As an analogy, you could think about a volume of gas in a container. It contains some enormous number of molecules, all doing their own quantum mechanical thing, collapsing their wave functions into position eigenstates (Could I ask the specialists here to please withhold their maledictions for a moment?) when they interact with their neighbors and then evolving into new states in which their position is no longer certain. Despite all that quantum mechanical weirdness, on average the number of molecules interacting with the walls with container per unit time will be constant, so the pressure on the walls will be constant and consistent with the ideal gas law $pV=nRT$. You would not, however, conclude that the gas is in a single pure state that is an eigenstate of some operator that gives you the pressure; instead you would conclude that any measurement of the pressure is going to yield a value that is very close to the expectation value.

Last edited: Apr 16, 2015
23. Apr 16, 2015

### Staff: Mentor

Seeing and not collapsed doesn't make any sense since seeing is an observation.

Thanks
Bill

24. Apr 16, 2015

### atyy

In the Copenhagen interpretation, whenever you see something, the wave function will collapse. The tables and chairs and the atoms are equally collapsed. It turns out that in many cases, if one wishes to include the environment in one's description, decoherence causes apparent collapse of the atoms to the energy eigenstate. When you make the observation, then the atom collapses to an energy eigenstate.

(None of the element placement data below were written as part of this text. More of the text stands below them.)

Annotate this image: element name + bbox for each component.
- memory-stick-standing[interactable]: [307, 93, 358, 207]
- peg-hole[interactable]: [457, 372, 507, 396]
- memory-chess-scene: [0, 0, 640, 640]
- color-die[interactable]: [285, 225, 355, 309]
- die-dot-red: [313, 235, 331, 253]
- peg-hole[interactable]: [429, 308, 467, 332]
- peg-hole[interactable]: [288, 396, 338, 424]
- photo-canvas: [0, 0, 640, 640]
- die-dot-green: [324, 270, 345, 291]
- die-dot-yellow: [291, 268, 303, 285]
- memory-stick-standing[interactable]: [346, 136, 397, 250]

Schlosshauer, http://arxiv.org/abs/quant-ph/0312059 (p14): When the interaction with the environment is weak and $\hat{H}_{S}$ dominates the evolution of the system (that is, when the environment is “slow” in the above sense), a case that frequently occurs in the microscopic domain, pointer states will arise that are energy eigenstates of $\hat{H}_{S}$ (Paz and Zurek, 1999)

Paz and Zurek, http://arxiv.org/abs/quant-ph/9811026: We investigate decoherence in the limit where the interaction with the environment is weak and the evolution is dominated by the self Hamiltonian of the system. We show that in this case quantized eigenstates of energy emerge as pointer states selected through the predictability sieve.

25. Apr 16, 2015

### lucas_

"When the interaction with the environment is weak".. is this referring to isolated quantum system or everyday object?

If the object is already in eigenstates of position, is it still available to be perturbed such that the pointer states will change to energy eigenstates?

In systems (irregardless of decomposition) where the pointer states are energy eigenstates. What would be the effect of different values of the pointer states of energy eigenstates from the environment on the system.. would this make the electrons become higher in orbital or would it just contribute to more vibrational degree of freedom in the molecules (making it hotter for instance)?